Natural gas futures are trading lower on Friday as traders express disappointment in yesterday’s government storage report that came out neutral, essentially making it a non-event. The price action suggests that a few aggressive counter-trend traders were sticking around for the report and have decided to bailout of their risky positions.
At 10:59 GMT, October natural gas futures are trading $2.156, down $0.007 or -0.32%.
Lower spot prices continue to put a lid on the futures market and may actually be behind today’s early weakness. Sellers are responding to the cooler temperatures sweeping the nation.
U.S. Energy Information Administration Weekly Storage Report
The EIA reported on Thursday at 14:30 GMT that domestic supplies of natural gas rose by 59 billion cubic feet for the week-ended August 16. Analysts were looking for an increase of 61 billion cubic feet. Total stocks now stand at 2.797 trillion cubic feet, up 369 billion cubic feet from a year ago, but 103 billion below the five-year average, the government said.
Broken down by region, the Midwest injected 31 Bcf, while the East added 26 Bcf. Small builds were seen in the Mountain and Pacific region, and the South Central posted a net 4 Bcf withdrawal after salt facilities withdrew 9 Bcf and nonsalts injected 5 Bcf, according to EIA.
Short-Term Weather Outlook
According to NatGasWeather for August 22 to August 28, “Strong high pressure will dominate the western and southern US with highs of 90s to 100s, hottest from California to Texas for strong demand.

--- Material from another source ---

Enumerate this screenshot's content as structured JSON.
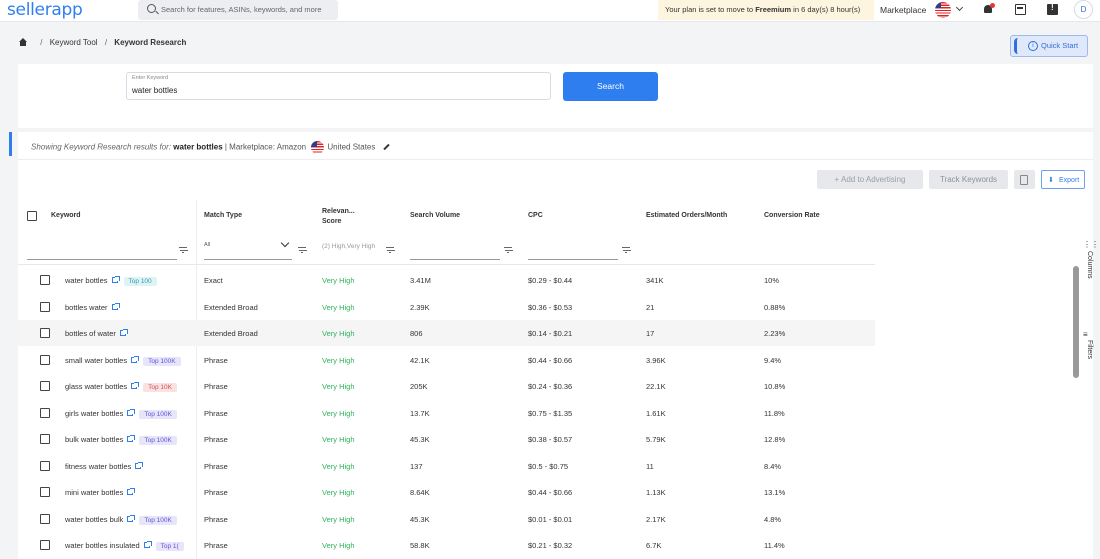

High pressure will continue across the East today with highs again warming into the upper 80s to near 90 Fahrenheit as far north as New York City, then cooling Friday through the weekend as a weather system brings showers with highs of only 70s to lower 80s. A brief warm up is expected over the southern and eastern US early next week for a bump in national demand, followed by additional weather systems with cooling. Overall, national demand will be high today then easing to moderate through next week.
The EIA report, forecasts calling for lower temperatures and the drop in spot prices should be enough to weigh on prices today. Holding up the market on the daily chart is $2.132. Keeping a lid on prices is $2.226.
If this week’s downside momentum continues to build then look for sellers to try to drive the market through $2.132. This could trigger sell stops and aggressive long liquidation down to the contract low at $2.045.
It all depends on whether the short-sellers want to squeeze as much profit out of this market before the end of the month.